Fleming (L) and Mesa (R) were among the three recipients in the three-way kidney exchange that took place December 2009 in San Diego.
Two of the three people whose lives were saved in the county's first three-way kidney exchange wanted to share how grateful they are to the live donors who made the surgeries possible.
Surgeons at Scripps Green Hospital in La Jolla successfully completed a three-way kidney exchange in a series of surgeries Tuesday and Wednesday.
This surgery is particularly unique because family members did not donate to their relatives. In fact, those involved don't know who got which kidney.
Here’s the breakdown: A man will give his kidney to a woman whom he has never met. That man’s wife will get a kidney from a woman whom she has never met. The second donor’s stepfather will receive a kidney from an outside donor he has never met.
Erica Mesa and Duwayne Fleming, two of the recipients, each waited more than three years to receive a donor kidney.

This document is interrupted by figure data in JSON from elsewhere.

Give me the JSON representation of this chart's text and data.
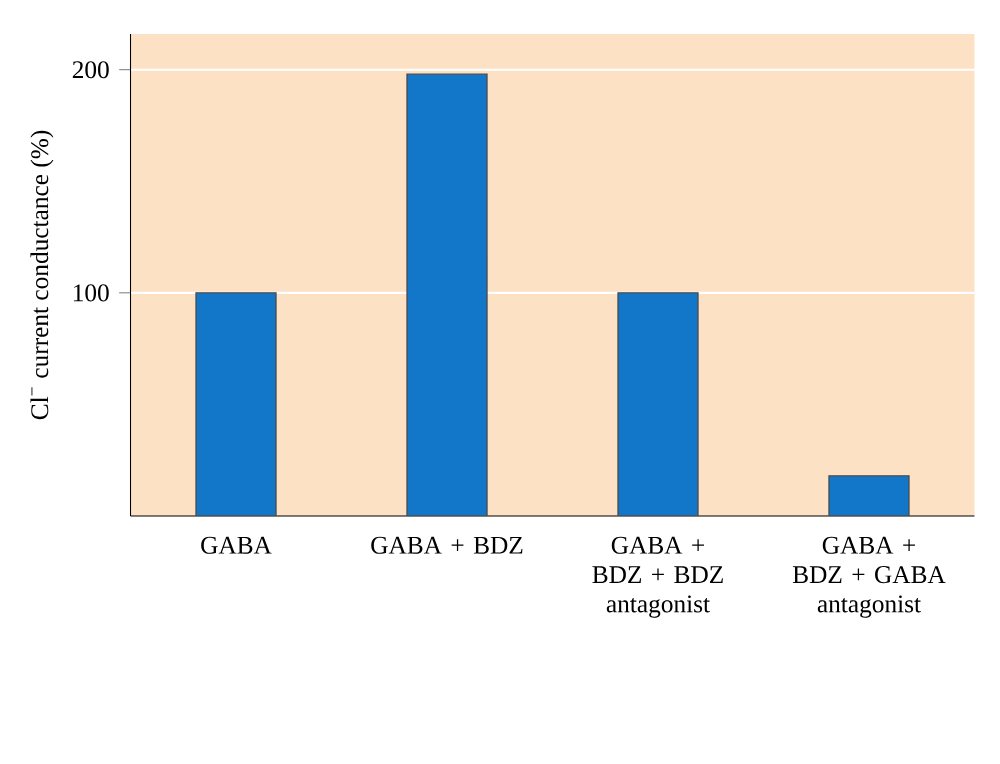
{
  "chart_data": {
    "type": "bar",
    "ylabel": "Cl$^{−}$ current conductance (%)",
    "categories": [
      "GABA",
      "GABA + BDZ",
      "GABA + BDZ + BDZ antagonist",
      "GABA + BDZ + GABA antagonist"
    ],
    "values": [
      100,
      198,
      100,
      18
    ],
    "color": "#1277c9",
    "ylim": [
      0,
      216
    ],
    "yticks": [
      100,
      200
    ],
    "grid": "y"
  }
}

"It was difficult because I had a point where I thought I was never going to get a kidney. I just felt like it was impossible," said Mesa.
Then the call came two months ago. Kidney donation coordinators called Mesa and told her she had moved to the top of the list and needed to do some new lab work in order to qualify for a transplant.
The patients and hospital staff spent a year organizing the domino transplants.
"It was just bang, bang, bang," said Fleming. "Once they got all the testing of all six people it happened quickly."
Fleming, who was living on peritoneal dialysis at the time of the transplant felt a lot better Thursday than he did 48 hours earlier. His daughter donated a kidney.
"We don't know who has it and don't want to know," he said.
He was proud to be a part of local medical history and wanted to talk thank the anonymous donor who gave him an enormous gift.
”Whoever gave the kidney to me, gave me 25 years more life,” he said. If he could meet the donor, “There would be a big hug, a little prayer and a big thank you,” Fleming said fighting back tears.
“They must have a good heart,” Mesa said about the anonymous donor that made the whole puzzle fit together. "For somebody to just step up randomly and say ‘You know, I think I’ll give away my kidney.’ Woke up that morning and decided to give love. It was very loving on their part.”
All of the patients are doing well and are expected to be released from the hospital by Friday, just four days after the surgery process began.